Crowdsourcing EO training datasets to improve cloud detection

Home > Blog > Crowdsourcing EO training datasets to improve cloud detection
Manual cloud classification app

The International Institute for Applied Systems Analysis (IIASA) has joined Sinergise to engage the public in an initiative involving ESA’s Sentinel-2 satellite imagery, and together we would like to improve EO training datasets to achieve better cloud detection and land cover algorithms.

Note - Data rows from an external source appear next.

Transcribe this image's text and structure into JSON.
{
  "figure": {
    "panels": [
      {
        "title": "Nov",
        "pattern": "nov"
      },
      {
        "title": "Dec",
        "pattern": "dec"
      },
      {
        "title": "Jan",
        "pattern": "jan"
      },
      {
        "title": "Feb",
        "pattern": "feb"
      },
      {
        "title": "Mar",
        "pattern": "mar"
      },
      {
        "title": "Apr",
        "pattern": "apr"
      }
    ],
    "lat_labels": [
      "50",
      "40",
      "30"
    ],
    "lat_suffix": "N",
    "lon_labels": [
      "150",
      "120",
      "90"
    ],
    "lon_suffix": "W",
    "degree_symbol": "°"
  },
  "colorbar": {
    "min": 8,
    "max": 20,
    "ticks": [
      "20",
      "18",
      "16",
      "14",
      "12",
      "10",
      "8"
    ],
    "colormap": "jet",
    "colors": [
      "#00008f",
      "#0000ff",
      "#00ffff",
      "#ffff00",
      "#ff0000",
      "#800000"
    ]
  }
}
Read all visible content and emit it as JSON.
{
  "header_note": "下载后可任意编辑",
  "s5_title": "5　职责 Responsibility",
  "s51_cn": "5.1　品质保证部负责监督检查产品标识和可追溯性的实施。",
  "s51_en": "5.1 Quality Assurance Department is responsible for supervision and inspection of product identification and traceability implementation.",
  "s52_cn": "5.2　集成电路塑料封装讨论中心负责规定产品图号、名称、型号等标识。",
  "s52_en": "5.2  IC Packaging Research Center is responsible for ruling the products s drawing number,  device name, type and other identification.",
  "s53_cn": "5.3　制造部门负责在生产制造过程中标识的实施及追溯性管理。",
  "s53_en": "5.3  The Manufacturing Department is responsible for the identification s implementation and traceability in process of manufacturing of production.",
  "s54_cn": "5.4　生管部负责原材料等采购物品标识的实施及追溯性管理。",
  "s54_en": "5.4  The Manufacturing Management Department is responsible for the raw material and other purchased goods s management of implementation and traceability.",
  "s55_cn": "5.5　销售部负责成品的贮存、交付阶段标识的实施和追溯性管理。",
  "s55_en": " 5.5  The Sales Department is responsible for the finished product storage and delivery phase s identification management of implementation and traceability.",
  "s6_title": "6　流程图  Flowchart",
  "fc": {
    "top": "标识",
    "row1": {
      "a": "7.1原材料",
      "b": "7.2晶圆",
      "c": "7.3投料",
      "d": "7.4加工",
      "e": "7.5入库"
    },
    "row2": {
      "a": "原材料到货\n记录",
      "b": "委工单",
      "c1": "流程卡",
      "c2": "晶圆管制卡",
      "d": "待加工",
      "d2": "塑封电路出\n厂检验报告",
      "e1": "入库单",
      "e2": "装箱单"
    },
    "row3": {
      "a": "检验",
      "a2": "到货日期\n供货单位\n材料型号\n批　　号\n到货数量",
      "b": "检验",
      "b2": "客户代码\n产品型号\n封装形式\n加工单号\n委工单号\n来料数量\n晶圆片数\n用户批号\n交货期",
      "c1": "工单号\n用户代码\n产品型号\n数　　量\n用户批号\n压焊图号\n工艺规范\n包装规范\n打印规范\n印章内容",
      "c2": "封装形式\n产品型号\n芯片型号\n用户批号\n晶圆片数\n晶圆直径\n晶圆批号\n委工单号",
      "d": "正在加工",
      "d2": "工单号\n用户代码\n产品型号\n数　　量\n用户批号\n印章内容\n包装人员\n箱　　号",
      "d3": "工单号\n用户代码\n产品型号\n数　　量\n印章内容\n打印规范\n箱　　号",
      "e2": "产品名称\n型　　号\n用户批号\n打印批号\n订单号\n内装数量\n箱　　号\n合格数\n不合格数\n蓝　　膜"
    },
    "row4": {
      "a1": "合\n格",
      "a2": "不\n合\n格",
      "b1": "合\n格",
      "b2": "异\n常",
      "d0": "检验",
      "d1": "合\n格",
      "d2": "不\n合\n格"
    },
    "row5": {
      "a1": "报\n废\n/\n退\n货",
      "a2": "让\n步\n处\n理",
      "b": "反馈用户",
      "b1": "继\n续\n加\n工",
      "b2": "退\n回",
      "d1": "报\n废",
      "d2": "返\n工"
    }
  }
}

A plethora of algorithms to distinguish clouds in multispectral satellite data are available. When using them as part of land cover change detection, simple (but fast) algorithms often fail due to many false-positives, which can sometimes have a significant impact on the end result. The ability to discriminate cloudy pixels is crucial for any automatic or semi-automatic solutions that detect land change. Therefore, we decided to try and develop algorithms that would be more suitable for this purpose. Because we want our services to be available globally, and because that means we need a very large database of training samples, we decided to engage the public's help.

To obtain a large data resource of curated cloud classification ssamples we used a number of tools, developed at IIASA, and Sentinel Hub services, which provide fast access to the entire global archive of Sentinel-2 data.

How does it work?

It's actually really simple. The application provides an image (e.g. 64x64 pixels), on which you delineate different types of clouds (opaque, thick, and thin clouds) in a paintbrush-like UI. The rest of the image will be implicitly cloud-free.

Help us collect the data and start using the application! The resulting data will be made available through the Geopedia portal, both for exploring and downloading.

Collecting other datasets

The approach will also allow us to collect other datasets in a rapid and efficient manner in the future. For example, using a slightly modified configuration, a similar workflow could be used to obtain a manually curated land cover classification data set, which could be used as training data for machine learning algorithms.